Charge do Kayser, retratando as comemorações em países como Espanha, Portugal, Grécia, Irlanda…

O Prêmio Nobel da Paz foi instituído por iniciativa de Alfred Nobel, químico sueco conhecido por ser o inventor da dinamite. Ao falecer em 10 de dezembro de 1896, deixou um testamento em que defendia a criação de uma fundação, que seria responsável por premiar anualmente as pessoas que mais tivessem contribuído para a humanidade em cinco áreas: Química, Física, Medicina, Literatura e Paz. Os vencedores dos quatro primeiros prêmios são definidos por especialistas suecos, já o da Paz é atribuído por uma comissão definida pelo parlamento da Noruega. (O prêmio de Economia foi criado em 1969, mas não é oficialmente um Nobel, tendo o nome oficial de “Prêmio de Ciências Econômicas em memória de Alfred Nobel”.)

O Nobel da Paz já foi atribuído a figuras realmente importantes para a paz mundial, como Martin Luther King. Mas nem sempre foi assim. Como se viu em 1973: Henry Kissinger ganhou o prêmio no mesmo ano em que o Chile sofreu um sangrento golpe militar (e que deu início à ainda mais sangrenta ditadura de Augusto Pinochet) porque, nas palavras de Kissinger, os EUA não podiam “deixar um país se tornar comunista devido à irresponsabilidade de seu próprio povo”. A “irresponsabilidade” da qual Kissinger falava era a democrática decisão dos chilenos de elegerem o socialista Salvador Allende à presidência, em 1970.

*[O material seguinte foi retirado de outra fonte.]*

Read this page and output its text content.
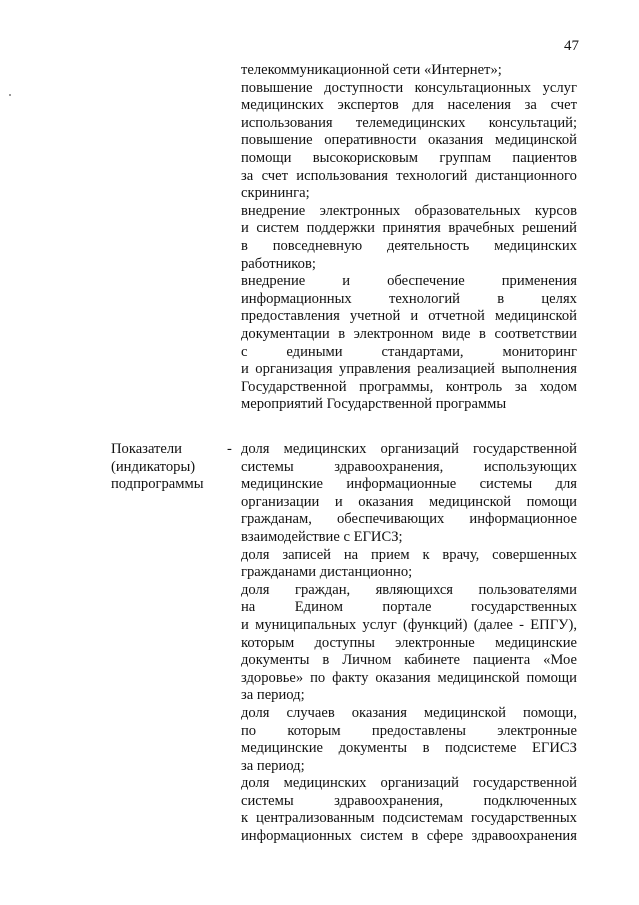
47
телекоммуникационной сети «Интернет»;
повышение доступности консультационных услуг
медицинских экспертов для населения за счет
использования телемедицинских консультаций;
повышение оперативности оказания медицинской
помощи высокорисковым группам пациентов
за счет использования технологий дистанционного
скрининга;
внедрение электронных образовательных курсов
и систем поддержки принятия врачебных решений
в повседневную деятельность медицинских
работников;
внедрение	и	обеспечение	применения
информационных	технологий	в	целях
предоставления учетной и отчетной медицинской
документации в электронном виде в соответствии
с	едиными	стандартами,	мониторинг
и организация управления реализацией выполнения
Государственной программы, контроль за ходом
мероприятий Государственной программы
Показатели
(индикаторы)
подпрограммы
- доля медицинских организаций государственной
системы	здравоохранения,	использующих
медицинские информационные системы для
организации и оказания медицинской помощи
гражданам, обеспечивающих информационное
взаимодействие с ЕГИСЗ;
доля записей на прием к врачу, совершенных
гражданами дистанционно;
доля граждан, являющихся пользователями
на	Едином	портале	государственных
и муниципальных услуг (функций) (далее - ЕПГУ),
которым доступны электронные медицинские
документы в Личном кабинете пациента «Мое
здоровье» по факту оказания медицинской помощи
за период;
доля случаев оказания медицинской помощи,
по которым предоставлены электронные
медицинские документы в подсистеме ЕГИСЗ
за период;
доля медицинских организаций государственной
системы	здравоохранения,	подключенных
к централизованным подсистемам государственных
информационных систем в сфере здравоохранения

Já em 2009, chegou a ser bizarro: o presidente dos Estados Unidos, Barack Obama, ganhou o prêmio “pelos esforços diplomáticos internacionais e cooperação entre povos”. Só que, ao mesmo tempo em que o Nobel da Paz “se esforçava diplomaticamente”, as tropas dos EUA (das quais ele é o comandante-em-chefe) continuavam a matar no Afeganistão e no Iraque.